Design, Batterie und Preis

Im Vergleich zur Studie wurde designtechnisch wenig verändert. Der M-Byte wurde um knapp zehn Zentimeter auf jetzt 4,86 Meter gekürzt. Der Radstand von 2,95 Metern ist allerdings gleich geblieben, was dem Raumgefühl zugute kommt: Durch das reduzierte Cockpit, den fehlenden Mitteltunnel und das riesige Glasdach wirkt der Innenraum extrem großzügig.
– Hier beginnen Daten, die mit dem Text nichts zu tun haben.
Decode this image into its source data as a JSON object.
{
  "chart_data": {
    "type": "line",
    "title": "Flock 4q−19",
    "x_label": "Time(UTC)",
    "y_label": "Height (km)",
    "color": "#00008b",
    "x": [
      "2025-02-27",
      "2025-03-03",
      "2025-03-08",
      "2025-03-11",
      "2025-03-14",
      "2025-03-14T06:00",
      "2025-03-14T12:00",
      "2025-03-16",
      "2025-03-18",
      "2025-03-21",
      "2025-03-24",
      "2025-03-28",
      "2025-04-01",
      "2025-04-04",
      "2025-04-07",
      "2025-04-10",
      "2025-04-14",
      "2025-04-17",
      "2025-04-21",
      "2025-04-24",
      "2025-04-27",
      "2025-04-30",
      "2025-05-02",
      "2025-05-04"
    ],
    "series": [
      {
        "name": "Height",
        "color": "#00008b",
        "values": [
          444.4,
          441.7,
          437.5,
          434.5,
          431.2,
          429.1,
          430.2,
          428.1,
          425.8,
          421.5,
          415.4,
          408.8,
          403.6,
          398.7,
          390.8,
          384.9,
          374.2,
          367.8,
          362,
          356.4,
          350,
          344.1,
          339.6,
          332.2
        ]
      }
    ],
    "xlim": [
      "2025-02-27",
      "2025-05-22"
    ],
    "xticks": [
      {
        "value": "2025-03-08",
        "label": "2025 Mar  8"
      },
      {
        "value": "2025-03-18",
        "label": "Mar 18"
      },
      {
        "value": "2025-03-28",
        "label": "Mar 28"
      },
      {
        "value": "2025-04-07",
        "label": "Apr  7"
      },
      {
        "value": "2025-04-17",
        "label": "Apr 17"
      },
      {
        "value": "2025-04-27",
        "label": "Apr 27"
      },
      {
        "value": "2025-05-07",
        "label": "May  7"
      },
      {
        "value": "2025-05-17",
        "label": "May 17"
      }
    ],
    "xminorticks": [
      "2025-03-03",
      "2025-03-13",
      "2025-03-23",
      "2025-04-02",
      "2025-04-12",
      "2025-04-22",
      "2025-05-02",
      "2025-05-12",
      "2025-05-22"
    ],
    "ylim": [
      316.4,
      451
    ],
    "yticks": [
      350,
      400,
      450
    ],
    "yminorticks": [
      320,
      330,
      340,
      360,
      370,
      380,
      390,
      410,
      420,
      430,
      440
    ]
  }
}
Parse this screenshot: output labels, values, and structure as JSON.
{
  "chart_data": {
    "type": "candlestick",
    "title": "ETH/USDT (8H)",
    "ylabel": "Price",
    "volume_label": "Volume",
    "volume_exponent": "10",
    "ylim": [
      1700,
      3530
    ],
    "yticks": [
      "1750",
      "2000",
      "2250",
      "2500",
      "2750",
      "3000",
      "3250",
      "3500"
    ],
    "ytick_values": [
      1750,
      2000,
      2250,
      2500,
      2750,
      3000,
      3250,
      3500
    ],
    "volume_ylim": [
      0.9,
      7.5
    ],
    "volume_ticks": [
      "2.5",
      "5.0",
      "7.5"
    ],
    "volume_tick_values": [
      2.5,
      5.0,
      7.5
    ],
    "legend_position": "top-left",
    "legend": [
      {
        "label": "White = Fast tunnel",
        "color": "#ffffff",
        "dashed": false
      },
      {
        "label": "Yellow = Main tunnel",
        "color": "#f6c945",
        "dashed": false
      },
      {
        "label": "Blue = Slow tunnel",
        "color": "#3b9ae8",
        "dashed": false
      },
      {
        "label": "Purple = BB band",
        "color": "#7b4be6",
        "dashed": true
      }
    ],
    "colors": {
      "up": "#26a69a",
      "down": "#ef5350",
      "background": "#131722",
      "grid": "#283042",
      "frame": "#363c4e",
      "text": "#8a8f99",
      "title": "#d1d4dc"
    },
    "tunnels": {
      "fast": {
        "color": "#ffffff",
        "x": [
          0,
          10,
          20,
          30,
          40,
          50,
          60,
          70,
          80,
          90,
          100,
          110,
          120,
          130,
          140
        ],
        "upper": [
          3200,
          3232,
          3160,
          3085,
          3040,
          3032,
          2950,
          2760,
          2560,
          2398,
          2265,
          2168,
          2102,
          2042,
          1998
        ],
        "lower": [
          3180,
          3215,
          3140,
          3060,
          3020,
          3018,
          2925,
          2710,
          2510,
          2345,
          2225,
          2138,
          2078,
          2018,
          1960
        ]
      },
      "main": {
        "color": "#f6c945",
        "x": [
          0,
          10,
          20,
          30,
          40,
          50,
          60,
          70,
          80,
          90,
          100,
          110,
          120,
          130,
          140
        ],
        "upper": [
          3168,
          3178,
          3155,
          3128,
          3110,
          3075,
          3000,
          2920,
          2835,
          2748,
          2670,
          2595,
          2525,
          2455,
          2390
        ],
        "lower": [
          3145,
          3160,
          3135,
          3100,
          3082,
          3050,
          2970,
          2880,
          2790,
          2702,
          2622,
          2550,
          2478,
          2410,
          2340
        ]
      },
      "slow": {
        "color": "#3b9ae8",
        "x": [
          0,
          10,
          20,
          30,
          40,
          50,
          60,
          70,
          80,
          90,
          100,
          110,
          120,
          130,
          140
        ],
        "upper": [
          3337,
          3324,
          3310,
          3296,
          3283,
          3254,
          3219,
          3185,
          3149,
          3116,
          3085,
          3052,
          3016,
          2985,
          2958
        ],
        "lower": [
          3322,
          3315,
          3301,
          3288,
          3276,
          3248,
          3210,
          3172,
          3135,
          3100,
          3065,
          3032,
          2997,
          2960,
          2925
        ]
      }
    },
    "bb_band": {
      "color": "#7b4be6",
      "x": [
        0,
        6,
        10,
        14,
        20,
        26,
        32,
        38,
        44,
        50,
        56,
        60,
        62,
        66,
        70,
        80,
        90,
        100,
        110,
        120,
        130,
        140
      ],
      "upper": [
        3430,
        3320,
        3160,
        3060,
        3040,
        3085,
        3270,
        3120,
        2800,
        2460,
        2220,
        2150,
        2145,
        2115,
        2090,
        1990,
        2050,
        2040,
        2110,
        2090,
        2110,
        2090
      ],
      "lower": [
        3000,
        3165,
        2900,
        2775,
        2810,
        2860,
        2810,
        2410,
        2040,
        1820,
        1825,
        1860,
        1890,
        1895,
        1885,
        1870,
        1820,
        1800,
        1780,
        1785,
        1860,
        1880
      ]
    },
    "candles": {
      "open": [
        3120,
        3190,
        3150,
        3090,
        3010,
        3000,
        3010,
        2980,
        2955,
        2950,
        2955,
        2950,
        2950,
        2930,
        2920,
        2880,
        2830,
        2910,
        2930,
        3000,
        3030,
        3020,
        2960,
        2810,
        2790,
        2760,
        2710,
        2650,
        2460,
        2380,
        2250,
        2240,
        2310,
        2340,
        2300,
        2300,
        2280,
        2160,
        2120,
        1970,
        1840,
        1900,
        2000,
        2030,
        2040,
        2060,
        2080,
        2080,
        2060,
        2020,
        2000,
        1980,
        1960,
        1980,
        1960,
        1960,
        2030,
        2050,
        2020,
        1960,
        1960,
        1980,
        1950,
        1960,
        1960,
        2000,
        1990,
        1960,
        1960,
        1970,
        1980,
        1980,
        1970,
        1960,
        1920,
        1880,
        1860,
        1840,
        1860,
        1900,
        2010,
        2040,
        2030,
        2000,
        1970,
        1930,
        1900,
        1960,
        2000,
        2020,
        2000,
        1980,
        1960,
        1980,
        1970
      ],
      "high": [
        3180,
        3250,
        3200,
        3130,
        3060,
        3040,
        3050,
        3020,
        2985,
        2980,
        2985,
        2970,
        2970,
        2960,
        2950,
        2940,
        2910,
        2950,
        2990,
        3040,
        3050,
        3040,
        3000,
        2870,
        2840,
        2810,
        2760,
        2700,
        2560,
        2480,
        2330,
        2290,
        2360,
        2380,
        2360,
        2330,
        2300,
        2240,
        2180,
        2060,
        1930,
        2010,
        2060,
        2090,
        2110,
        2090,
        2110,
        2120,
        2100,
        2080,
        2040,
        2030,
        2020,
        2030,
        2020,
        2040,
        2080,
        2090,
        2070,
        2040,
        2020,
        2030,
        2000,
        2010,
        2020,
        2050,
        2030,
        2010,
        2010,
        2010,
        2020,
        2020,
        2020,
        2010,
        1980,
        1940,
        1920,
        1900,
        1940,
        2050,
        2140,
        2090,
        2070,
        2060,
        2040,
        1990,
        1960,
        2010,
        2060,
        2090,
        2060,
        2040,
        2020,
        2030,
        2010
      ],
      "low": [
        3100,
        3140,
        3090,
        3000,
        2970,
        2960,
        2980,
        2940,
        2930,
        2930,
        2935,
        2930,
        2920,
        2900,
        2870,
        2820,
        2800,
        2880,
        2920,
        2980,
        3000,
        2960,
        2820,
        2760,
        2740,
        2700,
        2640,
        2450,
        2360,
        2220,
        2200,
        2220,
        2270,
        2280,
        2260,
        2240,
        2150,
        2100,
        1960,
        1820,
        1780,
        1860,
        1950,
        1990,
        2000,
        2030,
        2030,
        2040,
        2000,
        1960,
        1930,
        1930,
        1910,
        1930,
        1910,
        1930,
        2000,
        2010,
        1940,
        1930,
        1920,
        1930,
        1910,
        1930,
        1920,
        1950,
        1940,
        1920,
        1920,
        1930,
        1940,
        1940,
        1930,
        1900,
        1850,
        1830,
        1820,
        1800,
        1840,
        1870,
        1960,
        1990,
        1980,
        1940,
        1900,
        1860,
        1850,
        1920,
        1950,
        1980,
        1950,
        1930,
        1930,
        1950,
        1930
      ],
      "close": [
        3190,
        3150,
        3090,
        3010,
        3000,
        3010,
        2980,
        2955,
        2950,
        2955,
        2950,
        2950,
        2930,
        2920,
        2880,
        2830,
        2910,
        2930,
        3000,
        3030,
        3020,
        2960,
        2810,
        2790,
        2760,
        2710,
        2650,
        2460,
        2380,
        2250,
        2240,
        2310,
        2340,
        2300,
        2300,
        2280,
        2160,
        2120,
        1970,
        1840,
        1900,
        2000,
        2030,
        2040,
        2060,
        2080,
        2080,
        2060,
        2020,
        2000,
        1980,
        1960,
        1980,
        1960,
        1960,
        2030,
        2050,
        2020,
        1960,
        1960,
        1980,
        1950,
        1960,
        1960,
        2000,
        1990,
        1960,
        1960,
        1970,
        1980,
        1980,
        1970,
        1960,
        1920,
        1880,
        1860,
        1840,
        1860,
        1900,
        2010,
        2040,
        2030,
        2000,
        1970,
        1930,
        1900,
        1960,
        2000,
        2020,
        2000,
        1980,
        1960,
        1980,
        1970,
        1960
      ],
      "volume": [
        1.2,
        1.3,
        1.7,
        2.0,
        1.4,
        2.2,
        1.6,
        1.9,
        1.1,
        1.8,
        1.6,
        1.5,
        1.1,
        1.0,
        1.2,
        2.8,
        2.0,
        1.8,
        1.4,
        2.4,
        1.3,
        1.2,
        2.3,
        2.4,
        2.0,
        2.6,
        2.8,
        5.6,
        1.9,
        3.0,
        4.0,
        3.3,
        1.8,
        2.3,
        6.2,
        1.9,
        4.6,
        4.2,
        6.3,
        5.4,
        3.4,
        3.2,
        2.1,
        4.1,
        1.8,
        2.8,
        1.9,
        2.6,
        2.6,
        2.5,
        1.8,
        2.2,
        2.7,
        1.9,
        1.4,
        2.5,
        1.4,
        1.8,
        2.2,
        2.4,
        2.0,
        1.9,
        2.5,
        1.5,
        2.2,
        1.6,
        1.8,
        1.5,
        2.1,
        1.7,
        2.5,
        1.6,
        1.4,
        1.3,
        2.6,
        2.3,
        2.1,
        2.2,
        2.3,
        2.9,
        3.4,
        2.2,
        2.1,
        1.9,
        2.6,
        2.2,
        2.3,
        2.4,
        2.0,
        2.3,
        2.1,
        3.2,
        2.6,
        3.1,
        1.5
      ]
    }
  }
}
Zudem wurden Kritikpunkte wie der etwas beengte Einstieg hinten aufgenommen und verbessert. Byton wird den M-Byte mit zwei unterschiedlichen Batteriegrößen jeweils mit Hinterrad- oder Allradantrieb anbieten. Die Reichweiten nach WLTP sollen zwischen 360 und 460 Kilometern liegen. Per Schnelllader (150 kW/h) sollen 80 Prozent Batterieladung in 35 Minuten erreicht sein. Auch wenn der deutsche Marktstart des M-Byte noch etwa eineinhalb Jahre entfernt liegt, haben die Chinesen bereits einen Preis veröffentlicht: Der M-Byte kostet in der Basisausstattung 45.000 Euro (netto). Immer mit an Bord: Das 48-Zoll-Display, der Touchscreen im Lenkrad und auch das Co-Pilot-Tablet. Das ist eine Kampfansage an die Elektro-Konkurrenz!
Jan Götze

Fazit

Trotz einiger Bedenken konnte das System des M-Byte im ersten Kurztest voll überzeugen. Die Bedienung per Touchscreen im Lenkrad funktioniert intuitiv, das riesige Display ist ein absoluter Hingucker, die Funktionen und Konfigurationsmöglichkeiten sind schier unendlich. Wie es mit der Ablenkungsgefahr aussieht, kann nur ein Test auf der Straße zeigen. Der angepeilte Preis von 45.000 Euro netto ist eine Kampfansage und liegt fast 20.000 Euro unterhalb eines vergleichbaren Mercedes EQC.